JOHN WYNDHAM – Out of the Deeps. Ballantine #50, US, paperback, November 1953. Michael Joseph, UK, hardcover, 1953, as The Kraken Wakes. Reprinted several times under both titles.

   From the front cover:

      *All over the world, great slimy monsters crept out of the seas — to feed on human flesh!

   I think “slimy” is a nice touch; don’t you?

   In any case, this is a fast-moving and fairly gripping tale of one of those idiosyncratic Alien Invasions typical of British Sci-Fi, unfolding over a period of several years and narrated by a journalist of the Clark Kent school: handy at crucial moments, and observant enough to see the implications.

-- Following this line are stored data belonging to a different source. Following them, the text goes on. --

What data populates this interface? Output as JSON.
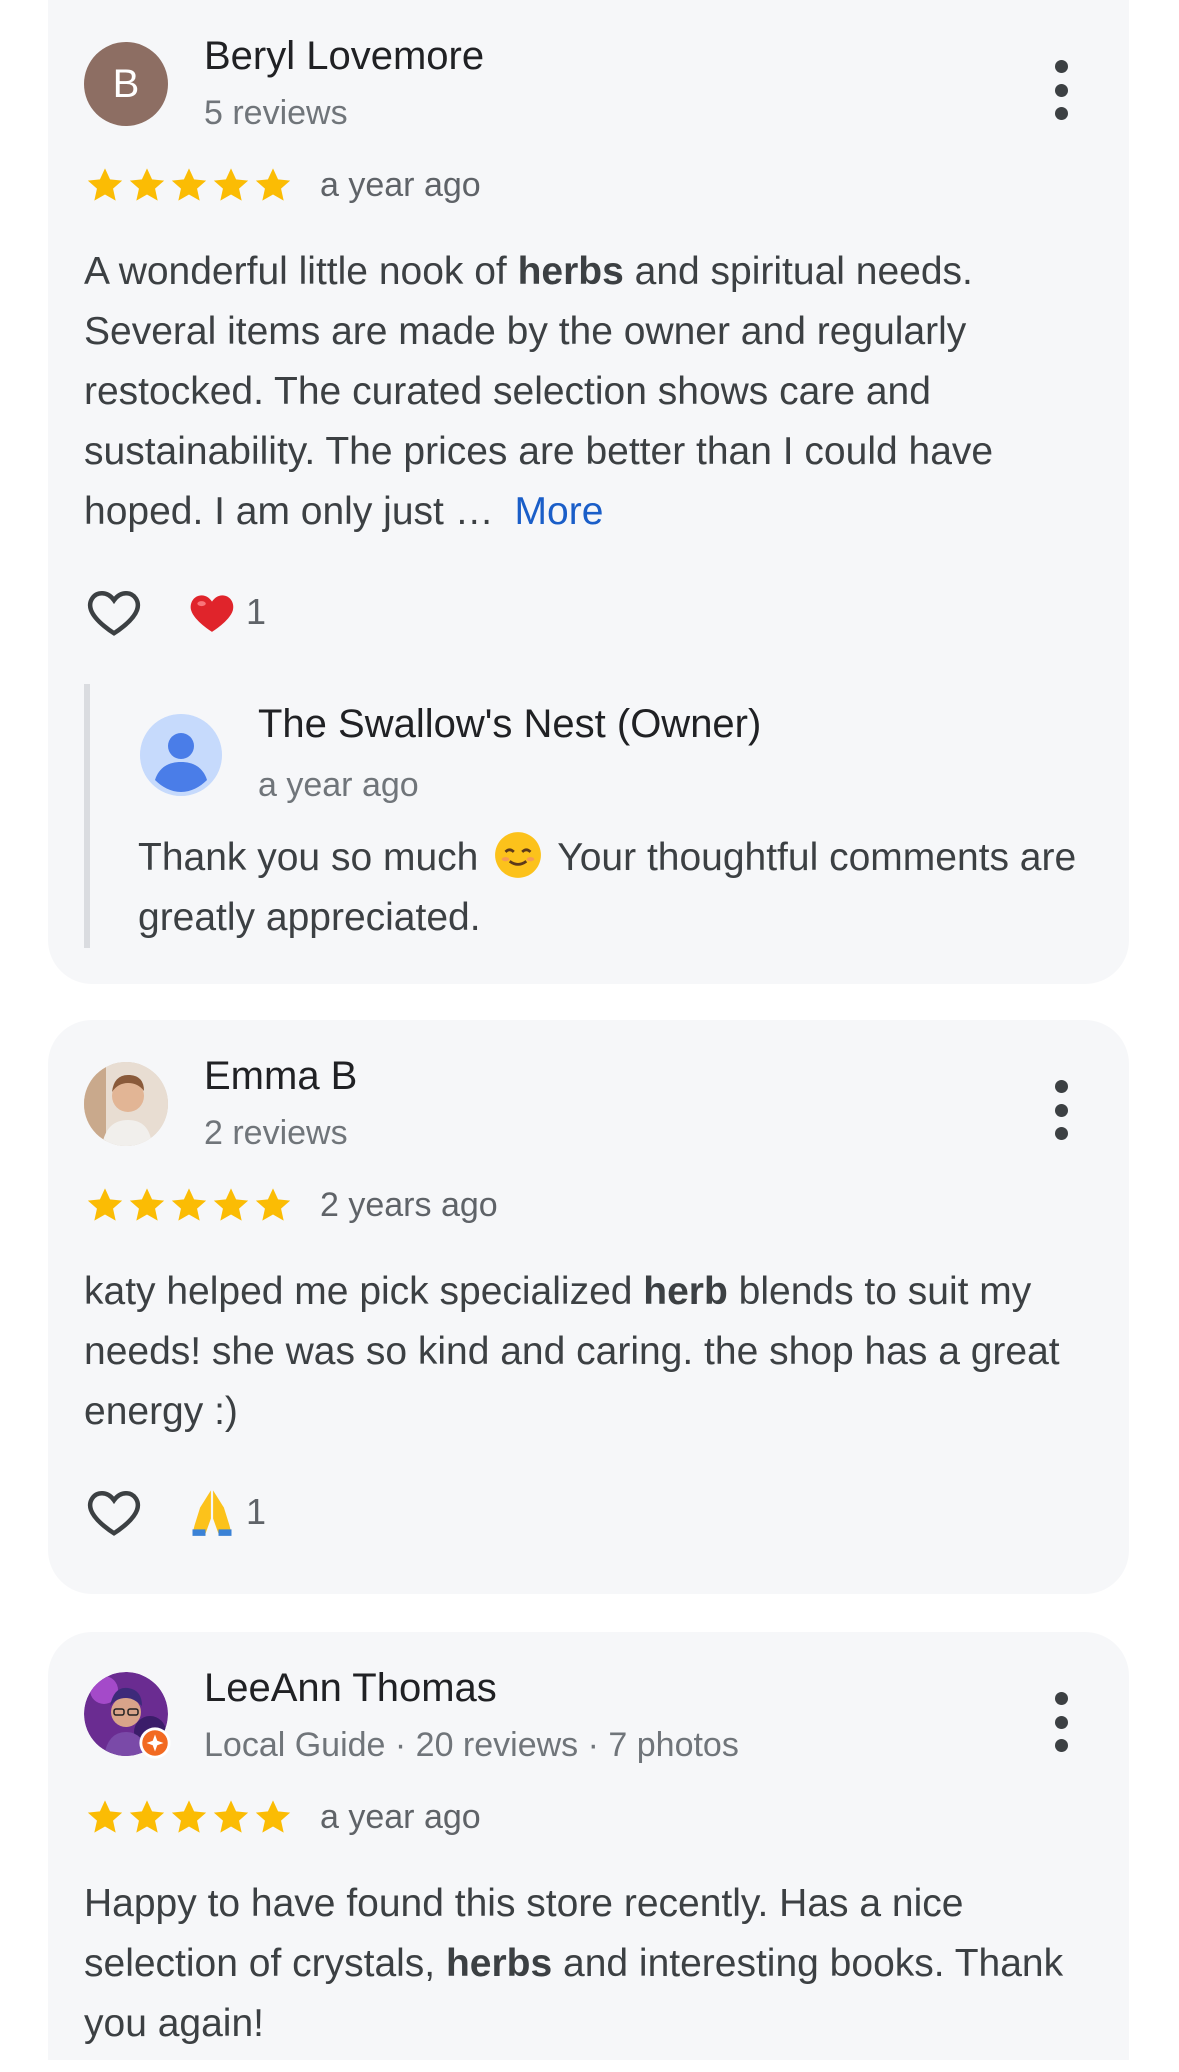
{
  "reviews": [
    {
      "author": "Beryl Lovemore",
      "avatar_letter": "B",
      "subtitle": "5 reviews",
      "rating": 5,
      "time": "a year ago",
      "text_before": "A wonderful little nook of ",
      "text_bold": "herbs",
      "text_after": " and spiritual needs. Several items are made by the owner and regularly restocked. The curated selection shows care and sustainability. The prices are better than I could have hoped. I am only just … ",
      "more_label": "More",
      "reaction_emoji": "heart-emoji",
      "reaction_count": "1",
      "owner_reply": {
        "name": "The Swallow's Nest (Owner)",
        "time": "a year ago",
        "text_before": "Thank you so much ",
        "text_after": " Your thoughtful comments are greatly appreciated."
      }
    },
    {
      "author": "Emma B",
      "subtitle": "2 reviews",
      "rating": 5,
      "time": "2 years ago",
      "text_before": "katy helped me pick specialized ",
      "text_bold": "herb",
      "text_after": " blends to suit my needs! she was so kind and caring. the shop has a great energy :)",
      "reaction_emoji": "folded-hands-emoji",
      "reaction_count": "1"
    },
    {
      "author": "LeeAnn Thomas",
      "subtitle": "Local Guide · 20 reviews · 7 photos",
      "rating": 5,
      "time": "a year ago",
      "text_before": "Happy to have found this store recently. Has a nice selection of crystals, ",
      "text_bold": "herbs",
      "text_after": " and interesting books. Thank you again!"
    }
  ],
  "colors": {
    "card_bg": "#f6f7f9",
    "star": "#fbbc04",
    "link": "#1a5ec8",
    "avatar_letter_bg": "#8d6e63"
  }
}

   It all starts conventionally enough as strange objects streak to Earth from somewhere around Jupiter and mostly plunk into the ocean deeps, except for a few that streak across the U.S. and/or Russia and are promptly shot to space-smithereens, since this was at the height (or depth, if you prefer) of the Cold War.

   Some time passes before the Government organizes a research team that includes our narrator and the usual insightful, eccentric) and politically inconvenient) Scientist to see what became of the things, leading to a suspenseful chapter where bathyspheres are dropped, only to have loose cables hauled back up, severed and fused by some awesome heat.

   Things progress from here to worse: depth bombs are dropped, ships disappear, then more ships, and finally whale-size blobs start crawling out on land, discharging “millebrachiate tentacular coelenterates” (big honkin’ jellyfish) to devour the locals.

   There are some really fine pages of pitched battles with the damn things until (SPOILER ALERT!) they put the blighters to rout, And everyone slaps himself on the back for vanquishing the foe…. And then, very slowly, the polar ice caps start to melt — and at this point the whole thing got unbelievable.

   The thing is, there’s a strong subtext in this book of Official dithering and Politicized inaction. Wyndham spreads his story over years, with connecting phrases like “It was not till months later…” or “the following summer…” and that sort of thing. The icecap-melt uses a lot of these, as elected officials all over the world argue over what’s going on and whose fault it is.

   Well, I don’t know about you, but I find it hard to swallow the notion that responsible elected officials, faced with clear evidence of climate change, would mostly just ignore it. There’s even a short bit about New Orleans getting flooded… makes the whole thing unbelievable.

   If you can get past this, however, there’s some good reading here, with large-scale catastrophe, small-scale personal crises, and a real feel for the characters involved. What impressed me most though was that Wyndham brought this whole epic in under two hundred pages. If it were done today, he’d have to spend five volumes detailing pointless subplots and diversions to tell the same damn story. No wonder I miss the fast, sharp writing of yester-pulp!